After all, broadcast networks have schedules. Television shows are not like movies, which allow you to choose what time you’ll watch. Each program is on at a specific time once a week, and you have to be on your couch at that time if you want to watch it.
Of course, many shows are now available on demand via a cable provider or on the Internet, and I can always record something on my DVR if I have to miss it. But, for some reason, watching TV shows that way is just not as satisfying as watching them when they’re actually on TV for the first time. After all, if I miss an episode, I run the risk of hearing what happened from a friend or stumbling onto a Web site that gives away the plot.
So, although I get excited as the fall season approaches, I also have to start thinking about how TV will affect my schedule.

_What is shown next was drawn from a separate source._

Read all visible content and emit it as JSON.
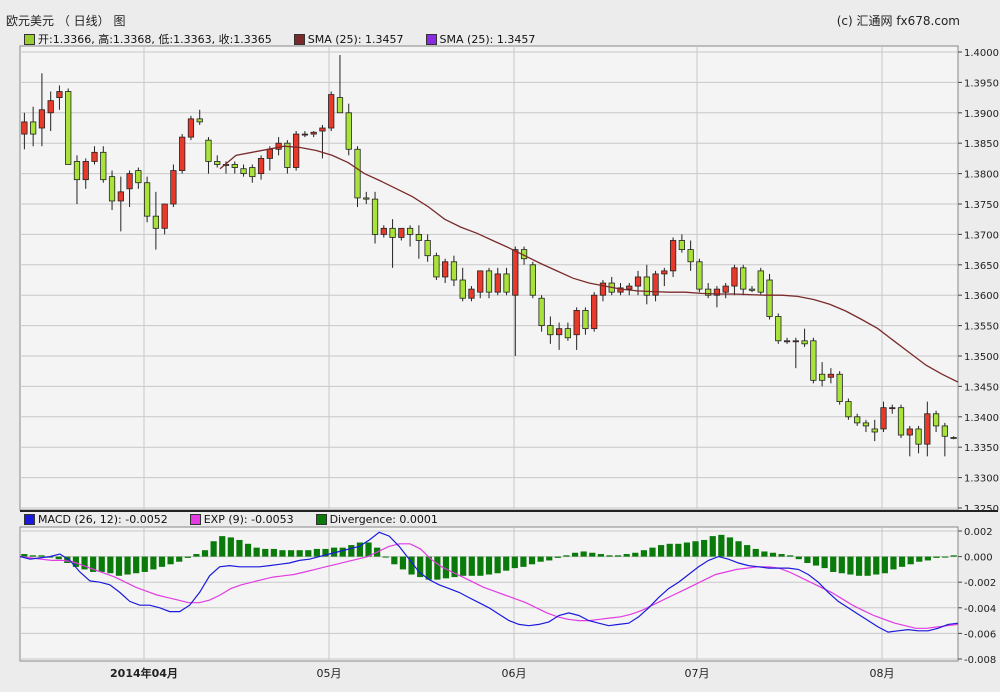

I try to limit myself to a handful of shows: “Mad Men,” “So You Think You Can Dance?,” “America’s Next Top Model,” “Glee,” “The Office” and “30 Rock” in the fall, plus “American Idol” and “Lost” once they start in the winter. I might add NBC’s “Community” to that list, but I have to evaluate the first few episodes before I make any commitments.
In addition to those shows, I also try to catch “The Daily Show,” “The Colbert Report” and “The Soup” when I can, and I have been known to let myself get sucked into the occasional marathon on weekends. And special events like the Emmys and the Oscars merit their own notation on my calendar.
Frankly, I’m not sure how people find the time to watch much more than I do. When I flipped through Entertainment Weekly’s fall TV preview issue last week, I was overwhelmed by just reading about the 85 shows that were profiled.
After all, watching TV is not my only activity. I also work quite a bit and engage in social activities that provide some actual human interaction.
However, I have to admit that TV is never far from my mind when I’m thinking about my schedule. For example, since I’ve been spending most nights at rehearsals for the Peoria Players production of “Evita” lately, I’ve been recording most of my shows and trying to find time to catch up with them.
And when I make plans for an evening, I do a quick mental check of what’s on that night — just to see if I’ll have to record anything, of course. I never stay in just to watch TV — except maybe for “Lost.” I take that show very seriously, as anyone who has tried to talk to me during an episode can tell you.
In fact, I probably take a lot of things too seriously, since I just spent a whole column reflecting on television’s effect on my daily routine. But no time to worry about that now — I’ve got places to go, people to see and shows to watch.